‘It would be the highlight of our careers if we were able to do something special this year’
Iain Henderson has a burning desire to finally get over the line with Ulster.
SINCE FIRST MAKING his senior international bow in November 2012, Iain Henderson has grown accustomed to lifting silverware in the green of Ireland.
A three-time winner of the Six Nations – including the Grand Slam triumph of 2018 – the Ulster lock also helped his country to secure a Triple Crown at the end of this year’s Championship. Success has eluded Henderson thus far at club level, however, with the most recent entry on Ulster’s roll of honours being a Celtic League title back in 2006.
The Craigavon man was just 14 years of age when Mark McCall guided the northern province to glory in the same season that Munster claimed the Heineken Cup for the first time.
Having featured in the Pro12 and Pro14 finals of 2012/13 and 2019/20 respectively, Henderson understandably has a burning desire to finally get over the line with Ulster. A United Rugby Championship quarter-final against the aforementioned Munster in Belfast tomorrow week represents the next step on the road to potentially achieving this goal in the current campaign, something he believes would be career-defining for himself.
“Obviously it would be incredible to see us winning something. A lot of that for me would be to see the younger guys winning something. They’ve put in so much over the last few years and, seeing them progressing, it would be great to get them into a winning habit or winning mentality,” Henderson acknowledged.

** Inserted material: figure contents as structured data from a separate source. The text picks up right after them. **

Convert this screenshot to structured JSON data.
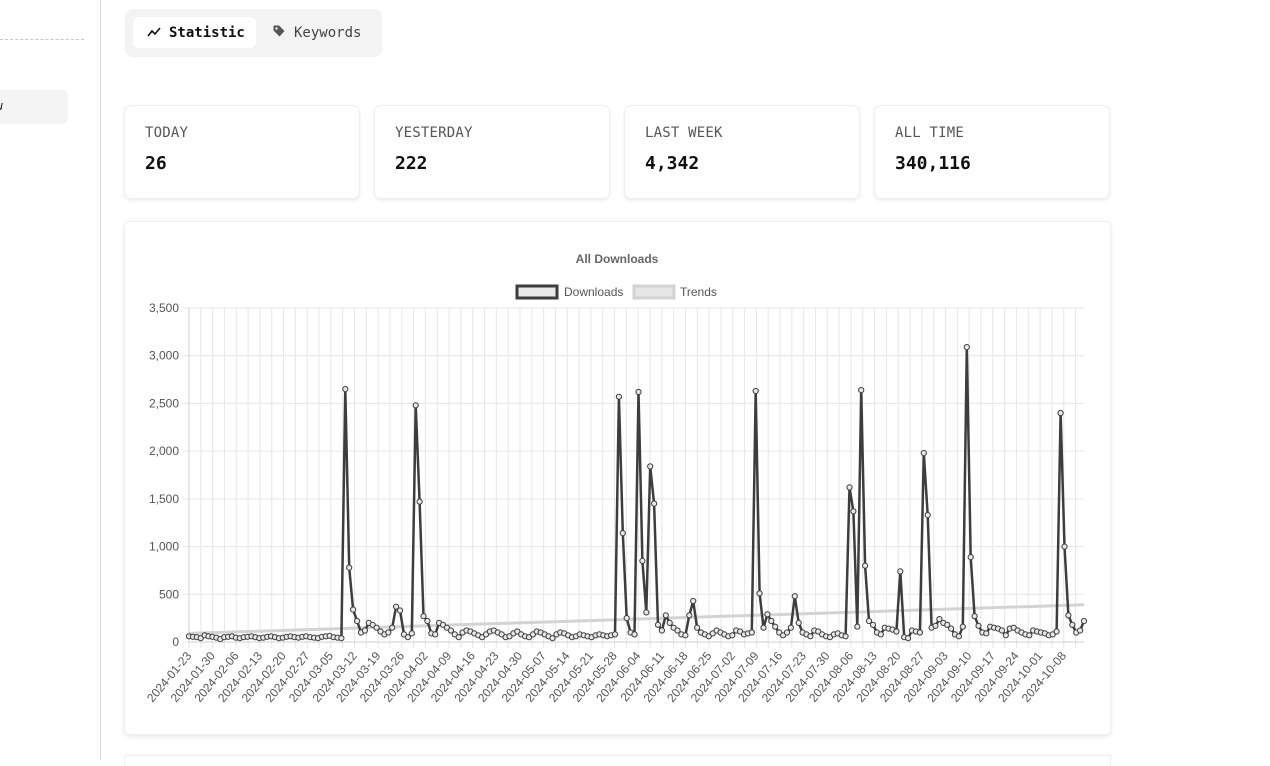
{
  "sidebar": {
    "active_item_label": "u"
  },
  "tabs": [
    {
      "label": "Statistic",
      "icon": "trend-line-icon",
      "active": true
    },
    {
      "label": "Keywords",
      "icon": "tag-icon",
      "active": false
    }
  ],
  "stats": [
    {
      "label": "TODAY",
      "value": "26"
    },
    {
      "label": "YESTERDAY",
      "value": "222"
    },
    {
      "label": "LAST WEEK",
      "value": "4,342"
    },
    {
      "label": "ALL TIME",
      "value": "340,116"
    }
  ],
  "colors": {
    "downloads_line": "#3d3d3d",
    "downloads_fill": "#e8e8e8",
    "trend_line": "#d3d3d3",
    "grid": "#e6e6e6"
  },
  "chart_data": {
    "type": "line",
    "title": "All Downloads",
    "legend": [
      "Downloads",
      "Trends"
    ],
    "legend_position": "top",
    "grid": true,
    "ylim": [
      0,
      3500
    ],
    "y_ticks": [
      "0",
      "500",
      "1,000",
      "1,500",
      "2,000",
      "2,500",
      "3,000",
      "3,500"
    ],
    "x_start": "2024-01-23",
    "x_end": "2024-10-14",
    "x_tick_labels": [
      "2024-01-23",
      "2024-01-30",
      "2024-02-06",
      "2024-02-13",
      "2024-02-20",
      "2024-02-27",
      "2024-03-05",
      "2024-03-12",
      "2024-03-19",
      "2024-03-26",
      "2024-04-02",
      "2024-04-09",
      "2024-04-16",
      "2024-04-23",
      "2024-04-30",
      "2024-05-07",
      "2024-05-14",
      "2024-05-21",
      "2024-05-28",
      "2024-06-04",
      "2024-06-11",
      "2024-06-18",
      "2024-06-25",
      "2024-07-02",
      "2024-07-09",
      "2024-07-16",
      "2024-07-23",
      "2024-07-30",
      "2024-08-06",
      "2024-08-13",
      "2024-08-20",
      "2024-08-27",
      "2024-09-03",
      "2024-09-10",
      "2024-09-17",
      "2024-09-24",
      "2024-10-01",
      "2024-10-08"
    ],
    "series": [
      {
        "name": "Downloads",
        "values": [
          60,
          55,
          50,
          40,
          70,
          60,
          55,
          45,
          30,
          50,
          55,
          60,
          45,
          40,
          50,
          55,
          60,
          50,
          40,
          45,
          55,
          60,
          50,
          40,
          45,
          55,
          60,
          50,
          45,
          55,
          60,
          50,
          45,
          40,
          55,
          60,
          65,
          50,
          45,
          40,
          2650,
          780,
          340,
          220,
          100,
          120,
          200,
          180,
          150,
          110,
          80,
          100,
          150,
          370,
          330,
          80,
          50,
          90,
          2480,
          1470,
          270,
          220,
          90,
          80,
          200,
          180,
          150,
          120,
          80,
          50,
          100,
          120,
          110,
          90,
          70,
          50,
          80,
          110,
          120,
          100,
          80,
          50,
          60,
          90,
          110,
          80,
          60,
          50,
          80,
          110,
          100,
          80,
          60,
          40,
          80,
          100,
          90,
          70,
          50,
          60,
          80,
          70,
          60,
          50,
          70,
          80,
          70,
          60,
          70,
          80,
          2570,
          1140,
          250,
          100,
          80,
          2620,
          850,
          310,
          1840,
          1450,
          180,
          120,
          280,
          200,
          150,
          120,
          80,
          70,
          280,
          430,
          150,
          100,
          80,
          60,
          90,
          120,
          100,
          80,
          60,
          70,
          120,
          110,
          80,
          90,
          100,
          2630,
          510,
          150,
          290,
          220,
          160,
          100,
          70,
          100,
          150,
          480,
          200,
          100,
          80,
          60,
          120,
          110,
          80,
          60,
          50,
          80,
          90,
          70,
          60,
          1620,
          1370,
          160,
          2640,
          800,
          220,
          180,
          100,
          80,
          150,
          140,
          130,
          110,
          740,
          50,
          40,
          120,
          110,
          100,
          1980,
          1330,
          150,
          170,
          240,
          200,
          180,
          140,
          80,
          60,
          160,
          3090,
          890,
          270,
          170,
          100,
          90,
          160,
          150,
          140,
          120,
          70,
          140,
          150,
          120,
          100,
          80,
          70,
          120,
          110,
          100,
          90,
          70,
          80,
          110,
          2400,
          1000,
          280,
          180,
          100,
          120,
          220
        ]
      },
      {
        "name": "Trends",
        "values_start": 90,
        "values_end": 390
      }
    ]
  }
}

“It would be great to have the guys who were born – frustratingly for us! – after the millennium to be able to be winning stuff. To set them off at the start of their careers on a streak of winning trophies would be phenomenal.
“For us lads, it would be something that we’ve been working towards and aspiring towards for a long time. Not through lack of trying, but a few very frustrating games, frustrating knockout matches. It would be phenomenal, it would definitely be the highlight of our careers if we were able to do something special this year.”

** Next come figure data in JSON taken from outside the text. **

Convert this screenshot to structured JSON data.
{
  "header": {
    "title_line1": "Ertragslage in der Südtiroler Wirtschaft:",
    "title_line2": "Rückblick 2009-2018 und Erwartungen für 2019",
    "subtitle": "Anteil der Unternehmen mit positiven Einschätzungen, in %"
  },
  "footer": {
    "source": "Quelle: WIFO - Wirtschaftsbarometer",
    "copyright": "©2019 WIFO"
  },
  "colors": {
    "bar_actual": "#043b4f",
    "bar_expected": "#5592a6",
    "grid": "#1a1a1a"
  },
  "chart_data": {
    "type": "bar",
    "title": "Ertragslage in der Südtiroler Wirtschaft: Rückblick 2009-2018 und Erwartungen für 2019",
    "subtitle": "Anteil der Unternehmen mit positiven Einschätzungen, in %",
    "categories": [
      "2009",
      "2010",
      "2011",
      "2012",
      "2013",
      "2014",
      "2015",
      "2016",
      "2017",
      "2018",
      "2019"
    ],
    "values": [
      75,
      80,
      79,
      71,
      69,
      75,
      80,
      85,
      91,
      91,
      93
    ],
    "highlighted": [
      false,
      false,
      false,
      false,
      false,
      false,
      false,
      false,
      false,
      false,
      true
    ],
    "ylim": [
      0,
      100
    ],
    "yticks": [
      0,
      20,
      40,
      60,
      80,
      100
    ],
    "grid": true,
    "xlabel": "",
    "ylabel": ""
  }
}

While defeating Munster – who are without a trophy themselves since 2011 – is well within their grasp, it is quite likely Ulster will also have to overcome Leinster in order to bag the inaugural URC crown. Leo Cullen’s men were the standard bearers under the competition’s previous guise as the Pro14, winning no fewer than four league titles on the bounce.
This weekend sees them chasing a fifth European star against La Rochelle in the Champions Cup decider at the Stade Velodrome in Marseille, before resuming their URC campaign with a last-eight meeting at home to Glasgow Warriors in the RDS on Saturday week.

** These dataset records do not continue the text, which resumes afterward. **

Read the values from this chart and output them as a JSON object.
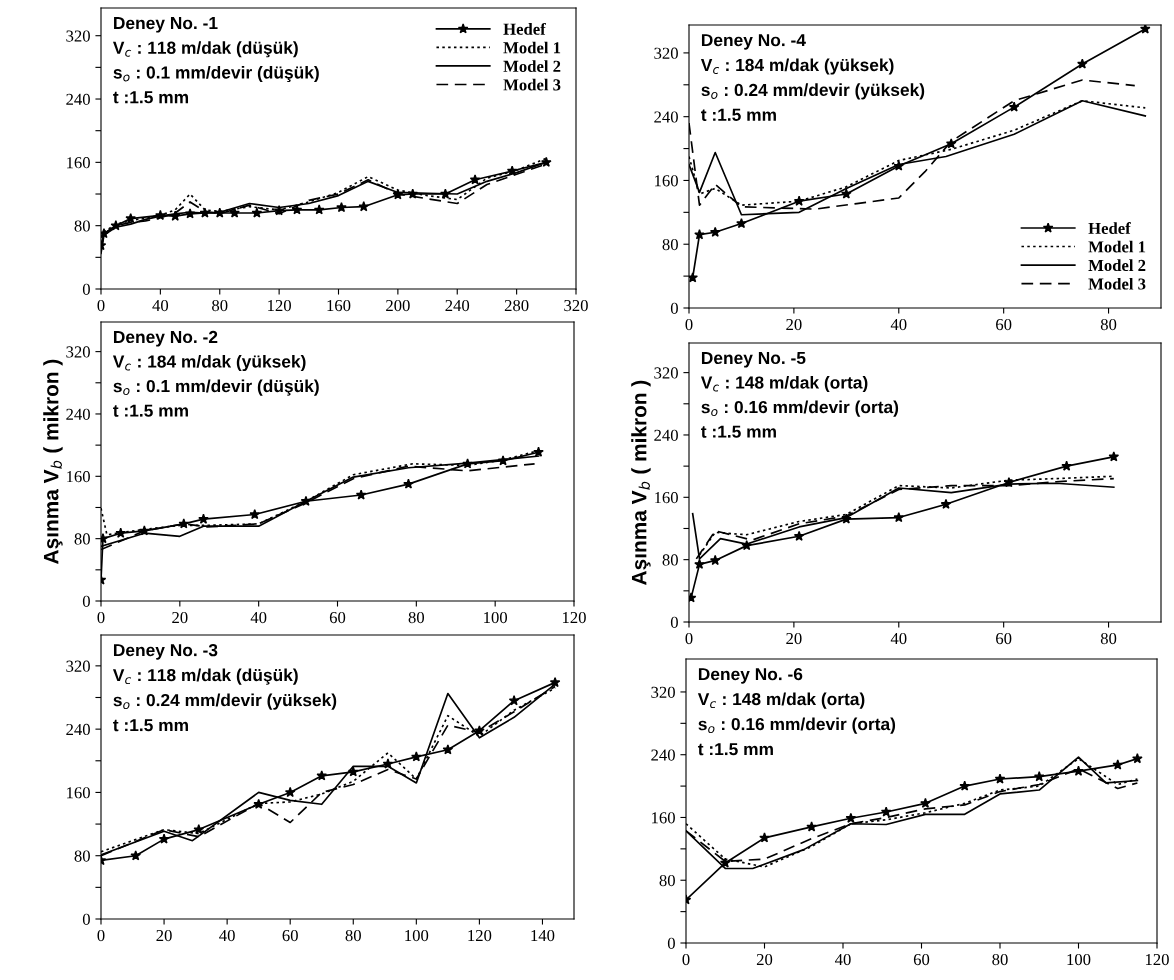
{
  "chart_data": [
    {
      "type": "line",
      "xlim": [
        0,
        320
      ],
      "ylim": [
        0,
        355
      ],
      "xticks": [
        0,
        40,
        80,
        120,
        160,
        200,
        240,
        280,
        320
      ],
      "yticks": [
        0,
        {
          "value": 40,
          "label": null
        },
        80,
        {
          "value": 120,
          "label": null
        },
        160,
        {
          "value": 200,
          "label": null
        },
        240,
        {
          "value": 280,
          "label": null
        },
        320
      ],
      "legend": "top right",
      "annotations": [
        "Deney No. -1",
        "V$_{c}$ : 118 m/dak (düşük)",
        "s$_{o}$ : 0.1 mm/devir (düşük)",
        "t :1.5 mm"
      ],
      "series": [
        {
          "name": "Hedef",
          "color": "#000000",
          "marker": "star",
          "line_style": "solid",
          "x": [
            0,
            2,
            10,
            20,
            40,
            50,
            60,
            70,
            80,
            90,
            105,
            120,
            132,
            147,
            162,
            177,
            200,
            210,
            232,
            252,
            277,
            300
          ],
          "values": [
            55,
            70,
            80,
            89,
            93,
            92,
            95,
            96,
            96,
            96,
            96,
            99,
            100,
            100,
            103,
            104,
            119,
            120,
            120,
            138,
            149,
            160
          ]
        },
        {
          "name": "Model 1",
          "color": "#000000",
          "marker": "none",
          "line_style": "dotted",
          "x": [
            0,
            2,
            10,
            20,
            30,
            40,
            50,
            60,
            70,
            80,
            100,
            120,
            140,
            160,
            180,
            200,
            220,
            240,
            260,
            280,
            300
          ],
          "values": [
            50,
            72,
            82,
            86,
            90,
            93,
            100,
            120,
            100,
            98,
            104,
            100,
            110,
            122,
            142,
            125,
            118,
            113,
            140,
            150,
            165
          ]
        },
        {
          "name": "Model 2",
          "color": "#000000",
          "marker": "none",
          "line_style": "solid",
          "x": [
            0,
            2,
            10,
            20,
            30,
            40,
            50,
            60,
            70,
            80,
            100,
            120,
            140,
            160,
            180,
            200,
            220,
            240,
            260,
            280,
            300
          ],
          "values": [
            45,
            68,
            78,
            82,
            88,
            92,
            95,
            97,
            96,
            97,
            108,
            103,
            108,
            118,
            136,
            122,
            121,
            120,
            136,
            147,
            160
          ]
        },
        {
          "name": "Model 3",
          "color": "#000000",
          "marker": "none",
          "line_style": "dashed",
          "x": [
            0,
            2,
            10,
            20,
            30,
            40,
            50,
            60,
            70,
            80,
            100,
            120,
            140,
            160,
            180,
            200,
            220,
            240,
            260,
            280,
            300
          ],
          "values": [
            48,
            70,
            80,
            84,
            86,
            90,
            96,
            110,
            98,
            95,
            106,
            95,
            112,
            120,
            138,
            120,
            114,
            108,
            132,
            145,
            158
          ]
        }
      ]
    },
    {
      "type": "line",
      "xlim": [
        0,
        120
      ],
      "ylim": [
        0,
        358
      ],
      "xticks": [
        0,
        20,
        40,
        60,
        80,
        100,
        120
      ],
      "yticks": [
        0,
        {
          "value": 40,
          "label": null
        },
        80,
        {
          "value": 120,
          "label": null
        },
        160,
        {
          "value": 200,
          "label": null
        },
        240,
        {
          "value": 280,
          "label": null
        },
        320
      ],
      "ylabel": "Aşınma V$_{b}$ ( mikron )",
      "annotations": [
        "Deney No. -2",
        "V$_{c}$ : 184 m/dak (yüksek)",
        "s$_{o}$ : 0.1 mm/devir (düşük)",
        "t :1.5 mm"
      ],
      "series": [
        {
          "color": "#000000",
          "marker": "star",
          "line_style": "solid",
          "x": [
            0,
            0.5,
            5,
            11,
            21,
            26,
            39,
            52,
            66,
            78,
            93,
            102,
            111
          ],
          "values": [
            27,
            80,
            87,
            90,
            99,
            105,
            111,
            128,
            136,
            150,
            176,
            180,
            191
          ]
        },
        {
          "color": "#000000",
          "marker": "none",
          "line_style": "dotted",
          "x": [
            0,
            1.5,
            11,
            20,
            26,
            40,
            52,
            64,
            79,
            93,
            102,
            111
          ],
          "values": [
            119,
            85,
            92,
            97,
            97,
            99,
            128,
            162,
            176,
            174,
            181,
            193
          ]
        },
        {
          "color": "#000000",
          "marker": "none",
          "line_style": "solid",
          "x": [
            0,
            11,
            20,
            26,
            40,
            52,
            64,
            78,
            93,
            111
          ],
          "values": [
            70,
            87,
            83,
            96,
            96,
            128,
            159,
            171,
            177,
            186
          ]
        },
        {
          "color": "#000000",
          "marker": "none",
          "line_style": "dashed",
          "x": [
            0,
            11,
            21,
            27,
            40,
            52,
            64,
            78,
            93,
            110
          ],
          "values": [
            66,
            90,
            99,
            95,
            99,
            126,
            157,
            173,
            167,
            176
          ]
        }
      ]
    },
    {
      "type": "line",
      "xlim": [
        0,
        150
      ],
      "ylim": [
        0,
        359
      ],
      "xticks": [
        0,
        20,
        40,
        60,
        80,
        100,
        120,
        140
      ],
      "yticks": [
        0,
        {
          "value": 40,
          "label": null
        },
        80,
        {
          "value": 120,
          "label": null
        },
        160,
        {
          "value": 200,
          "label": null
        },
        240,
        {
          "value": 280,
          "label": null
        },
        320
      ],
      "annotations": [
        "Deney No. -3",
        "V$_{c}$ : 118 m/dak (düşük)",
        "s$_{o}$ : 0.24 mm/devir (yüksek)",
        "t :1.5 mm"
      ],
      "series": [
        {
          "color": "#000000",
          "marker": "star",
          "line_style": "solid",
          "x": [
            0,
            11,
            20,
            31,
            50,
            60,
            70,
            80,
            91,
            100,
            110,
            120,
            131,
            144
          ],
          "values": [
            74,
            80,
            101,
            113,
            145,
            160,
            181,
            186,
            196,
            205,
            214,
            238,
            276,
            299
          ]
        },
        {
          "color": "#000000",
          "marker": "none",
          "line_style": "dotted",
          "x": [
            0,
            20,
            31,
            50,
            60,
            70,
            80,
            91,
            100,
            110,
            120,
            131,
            144
          ],
          "values": [
            85,
            113,
            108,
            146,
            148,
            158,
            174,
            210,
            177,
            257,
            231,
            264,
            292
          ]
        },
        {
          "color": "#000000",
          "marker": "none",
          "line_style": "solid",
          "x": [
            0,
            20,
            29,
            50,
            60,
            70,
            80,
            91,
            100,
            110,
            120,
            131,
            144
          ],
          "values": [
            81,
            111,
            99,
            160,
            150,
            145,
            193,
            193,
            172,
            285,
            229,
            255,
            297
          ]
        },
        {
          "color": "#000000",
          "marker": "none",
          "line_style": "dashed",
          "x": [
            0,
            20,
            31,
            50,
            60,
            70,
            80,
            91,
            100,
            110,
            120,
            131,
            144
          ],
          "values": [
            80,
            113,
            104,
            146,
            122,
            160,
            170,
            189,
            177,
            245,
            236,
            262,
            294
          ]
        }
      ]
    },
    {
      "type": "line",
      "xlim": [
        0,
        90
      ],
      "ylim": [
        0,
        355
      ],
      "xticks": [
        0,
        20,
        40,
        60,
        80
      ],
      "yticks": [
        0,
        {
          "value": 40,
          "label": null
        },
        80,
        {
          "value": 120,
          "label": null
        },
        160,
        {
          "value": 200,
          "label": null
        },
        240,
        {
          "value": 280,
          "label": null
        },
        320
      ],
      "legend": "bottom right",
      "annotations": [
        "Deney No. -4",
        "V$_{c}$ : 184 m/dak (yüksek)",
        "s$_{o}$ : 0.24 mm/devir (yüksek)",
        "t :1.5 mm"
      ],
      "series": [
        {
          "name": "Hedef",
          "color": "#000000",
          "marker": "star",
          "line_style": "solid",
          "x": [
            0.7,
            2,
            5,
            10,
            21,
            30,
            40,
            50,
            62,
            75,
            87
          ],
          "values": [
            38,
            92,
            95,
            106,
            134,
            143,
            178,
            206,
            252,
            306,
            350
          ]
        },
        {
          "name": "Model 1",
          "color": "#000000",
          "marker": "none",
          "line_style": "dotted",
          "x": [
            0,
            2,
            5,
            10,
            21,
            30,
            40,
            50,
            62,
            75,
            87
          ],
          "values": [
            190,
            143,
            150,
            129,
            134,
            152,
            185,
            199,
            223,
            260,
            251
          ]
        },
        {
          "name": "Model 2",
          "color": "#000000",
          "marker": "none",
          "line_style": "solid",
          "x": [
            0,
            2,
            5,
            10,
            21,
            30,
            40,
            49,
            62,
            75,
            87
          ],
          "values": [
            180,
            145,
            195,
            117,
            120,
            150,
            180,
            190,
            218,
            260,
            241
          ]
        },
        {
          "name": "Model 3",
          "color": "#000000",
          "marker": "none",
          "line_style": "dashed",
          "x": [
            0,
            2,
            5,
            10,
            24,
            32,
            40,
            45,
            50,
            62,
            75,
            85
          ],
          "values": [
            232,
            129,
            155,
            127,
            124,
            131,
            138,
            171,
            209,
            260,
            286,
            279
          ]
        }
      ]
    },
    {
      "type": "line",
      "xlim": [
        0,
        90
      ],
      "ylim": [
        0,
        358
      ],
      "xticks": [
        0,
        20,
        40,
        60,
        80
      ],
      "yticks": [
        0,
        {
          "value": 40,
          "label": null
        },
        80,
        {
          "value": 120,
          "label": null
        },
        160,
        {
          "value": 200,
          "label": null
        },
        240,
        {
          "value": 280,
          "label": null
        },
        320
      ],
      "ylabel": "Aşınma V$_{b}$ ( mikron )",
      "annotations": [
        "Deney No. -5",
        "V$_{c}$ : 148 m/dak (orta)",
        "s$_{o}$ : 0.16 mm/devir (orta)",
        "t :1.5 mm"
      ],
      "series": [
        {
          "color": "#000000",
          "marker": "star",
          "line_style": "solid",
          "x": [
            0.4,
            2,
            5,
            11,
            21,
            30,
            40,
            49,
            61,
            72,
            81
          ],
          "values": [
            31,
            74,
            79,
            98,
            110,
            132,
            134,
            151,
            179,
            200,
            212
          ]
        },
        {
          "color": "#000000",
          "marker": "none",
          "line_style": "dotted",
          "x": [
            2,
            5,
            11,
            21,
            30,
            40,
            50,
            61,
            70,
            81
          ],
          "values": [
            86,
            115,
            112,
            129,
            138,
            175,
            172,
            182,
            184,
            187
          ]
        },
        {
          "color": "#000000",
          "marker": "none",
          "line_style": "solid",
          "x": [
            0.7,
            2,
            6,
            11,
            21,
            30,
            40,
            50,
            61,
            70,
            81
          ],
          "values": [
            139,
            81,
            107,
            100,
            122,
            134,
            172,
            166,
            177,
            178,
            173
          ]
        },
        {
          "color": "#000000",
          "marker": "none",
          "line_style": "dashed",
          "x": [
            1.4,
            5,
            12,
            21,
            30,
            40,
            50,
            61,
            70,
            81
          ],
          "values": [
            81,
            117,
            105,
            126,
            136,
            170,
            175,
            175,
            180,
            184
          ]
        }
      ]
    },
    {
      "type": "line",
      "xlim": [
        0,
        120
      ],
      "ylim": [
        0,
        362
      ],
      "xticks": [
        0,
        20,
        40,
        60,
        80,
        100,
        120
      ],
      "yticks": [
        0,
        {
          "value": 40,
          "label": null
        },
        80,
        {
          "value": 120,
          "label": null
        },
        160,
        {
          "value": 200,
          "label": null
        },
        240,
        {
          "value": 280,
          "label": null
        },
        320
      ],
      "annotations": [
        "Deney No. -6",
        "V$_{c}$ : 148 m/dak (orta)",
        "s$_{o}$ : 0.16 mm/devir (orta)",
        "t :1.5 mm"
      ],
      "series": [
        {
          "color": "#000000",
          "marker": "star",
          "line_style": "solid",
          "x": [
            0,
            10,
            20,
            32,
            42,
            51,
            61,
            71,
            80,
            90,
            100,
            110,
            115
          ],
          "values": [
            55,
            102,
            134,
            148,
            159,
            167,
            178,
            200,
            209,
            212,
            219,
            227,
            235
          ]
        },
        {
          "color": "#000000",
          "marker": "none",
          "line_style": "dotted",
          "x": [
            0,
            10,
            20,
            32,
            42,
            51,
            61,
            71,
            80,
            90,
            100,
            110,
            115
          ],
          "values": [
            152,
            107,
            97,
            123,
            152,
            157,
            166,
            178,
            195,
            200,
            235,
            202,
            209
          ]
        },
        {
          "color": "#000000",
          "marker": "none",
          "line_style": "solid",
          "x": [
            0,
            10,
            17,
            30,
            42,
            51,
            61,
            71,
            80,
            90,
            100,
            107,
            115
          ],
          "values": [
            143,
            95,
            95,
            119,
            152,
            151,
            164,
            164,
            190,
            195,
            237,
            204,
            207
          ]
        },
        {
          "color": "#000000",
          "marker": "none",
          "line_style": "dashed",
          "x": [
            0,
            10,
            20,
            32,
            42,
            51,
            61,
            71,
            80,
            90,
            100,
            110,
            115
          ],
          "values": [
            143,
            104,
            107,
            133,
            152,
            160,
            171,
            176,
            193,
            202,
            222,
            197,
            204
          ]
        }
      ]
    }
  ]
}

The strength of the Leinster squad is reflected in the fact that a second-string selection were able to secure a bonus-point victory over Munster at the Aviva Stadium five days ago, despite their opponents needing a win to avoid hitting the road in the knockout rounds. Of all the qualities that Ulster’s interprovincial rivals possess, it is the cohesion in their play – regardless of the personnel involved – that impresses Henderson the most.
“Whenever they have a team out, irrespective of who is playing, one thing that is always very impressive is that you could almost recognise they are Leinster without knowing who’s playing. The way Leinster play, their shape is very impressive. How well drilled it is throughout their whole team and throughout a whole game when they play it,” Henderson added.
“One of the other teams who have done it well before, it sticks out in my mind, the year Connacht won the Championship [in 2016]. They got into the flow of games. I felt it worked really well for Connacht and Leinster do that really well now too.”
Sitting alongside Henderson in a remote United Rugby Championship media call yesterday afternoon was his provincial and international colleague Rob Herring. A native of Cape Town who qualified to represent Ireland through his Belfast-born grandfather, the dependable hooker has watched with great interest how the South African teams have progressed in the URC.
Even though the Lions missed out on a knockout spot, the Stormers (Herring’s hometown team), the Bulls and the Sharks have all made it through to the last-eight. After initially struggling to find their feet, Herring feels this quartet have proven themselves to be worthy additions to northern hemisphere rugby.
“I think it has been great. Obviously it has refreshed the league and we feel like there’s a lot more interest around it now. Obviously at the start it was difficult because the South African teams were travelling a lot and finding their way with a lot of their Springbok players missing,” Herring said.
“The way they’ve come back in the second part of the season in their home stretches, it has been pretty incredible. You speak to any player who has gone over there and played matches this year, it is a tough place to go and play. Physical games, just relentless and they have three teams in the top-eight. It just proves how great they have been.”